The vulnerability forecasting tool can be used to evaluate the level of trust in the supply chain components. It uses neural network models to forecast the number of vulnerabilities and bugs that will be discovered in certain timeframes.
The tool is currently under development, but there are already working models, which are related to use case 4.
The first set of models are referring to the UBUNTU operating system.
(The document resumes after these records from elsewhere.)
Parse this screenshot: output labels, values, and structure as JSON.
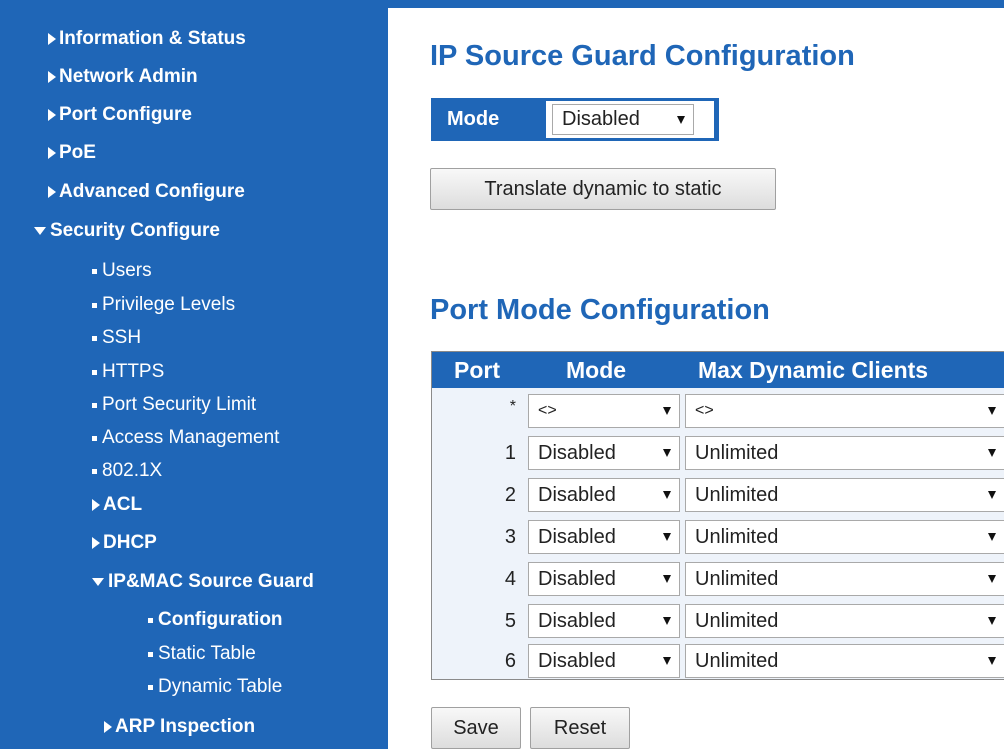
{
  "sidebar": {
    "items": [
      {
        "label": "Information & Status"
      },
      {
        "label": "Network Admin"
      },
      {
        "label": "Port Configure"
      },
      {
        "label": "PoE"
      },
      {
        "label": "Advanced Configure"
      },
      {
        "label": "Security Configure"
      },
      {
        "label": "Users"
      },
      {
        "label": "Privilege Levels"
      },
      {
        "label": "SSH"
      },
      {
        "label": "HTTPS"
      },
      {
        "label": "Port Security Limit"
      },
      {
        "label": "Access Management"
      },
      {
        "label": "802.1X"
      },
      {
        "label": "ACL"
      },
      {
        "label": "DHCP"
      },
      {
        "label": "IP&MAC Source Guard"
      },
      {
        "label": "Configuration"
      },
      {
        "label": "Static Table"
      },
      {
        "label": "Dynamic Table"
      },
      {
        "label": "ARP Inspection"
      }
    ]
  },
  "main": {
    "title": "IP Source Guard Configuration",
    "mode_label": "Mode",
    "mode_value": "Disabled",
    "translate_button": "Translate dynamic to static",
    "port_section_title": "Port Mode Configuration",
    "table": {
      "headers": [
        "Port",
        "Mode",
        "Max Dynamic Clients"
      ],
      "rows": [
        {
          "port": "*",
          "mode": "<>",
          "max": "<>"
        },
        {
          "port": "1",
          "mode": "Disabled",
          "max": "Unlimited"
        },
        {
          "port": "2",
          "mode": "Disabled",
          "max": "Unlimited"
        },
        {
          "port": "3",
          "mode": "Disabled",
          "max": "Unlimited"
        },
        {
          "port": "4",
          "mode": "Disabled",
          "max": "Unlimited"
        },
        {
          "port": "5",
          "mode": "Disabled",
          "max": "Unlimited"
        },
        {
          "port": "6",
          "mode": "Disabled",
          "max": "Unlimited"
        }
      ]
    },
    "save_button": "Save",
    "reset_button": "Reset"
  },
  "colors": {
    "brand_blue": "#1f66b7",
    "table_bg": "#eef3fa"
  }
}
All the versions of UBUNTU and their number of vulnerabilities are shown here.
The tool presents forecasts for the monthly vulnerabilities, and the averages for the next 2, 3 and 6 months. The information is presented both in numeric and graphic format.
The second set of tools is related to the bugs of the Robot Operating system. Bugs can lead to weaknesses, which could be exploited and thus turn into vulnerabilities.
For training our prediction models, we used the dataset provided by the ROSIN project, which also has a GitHub repository.
The dataset contains bugs and warnings, based on which we calculated cumulative warning levels, which are also used as inputs to our models.
The forecasting models estimate the number of bugs for the next month, and the averages for the next 2, 3 and 6 months.
Other prediction models will be added to the forecasting tool in the remaining months.
The BIECO UI integrates the Graphwalker tool, which can be used by the user for model-based testing.
BIECO Integrated Platform will integrate the tools in a loosely coupled way.
Data Collection Tool (DCT) stores information from relevant vulnerability related datasets, providing a single access point to information required by the vulnerability detection and forecasting tools developed in T3.3, as well as for the failure prediction tools developed in T4.2.
Vulnerability Detection Tool will detect existing vulnerabilities within the source code which may lead to the successful execution of an attack.
Vulnerability Exploitability Forecasting Tool will estimate the probability of a vulnerability to be exploited in the next 3, 6 or 12 months.
Vulnerability Propagation Tool will calculate and offer the paths affected by a vulnerability in the source code.
Fuzzing Tool will test System Under Test (SUT) security vulnerabilities or inputs not contemplated that could compromise the system; as a black-box process, by using unintended or incorrect inputs and monitoring their corresponding outputs.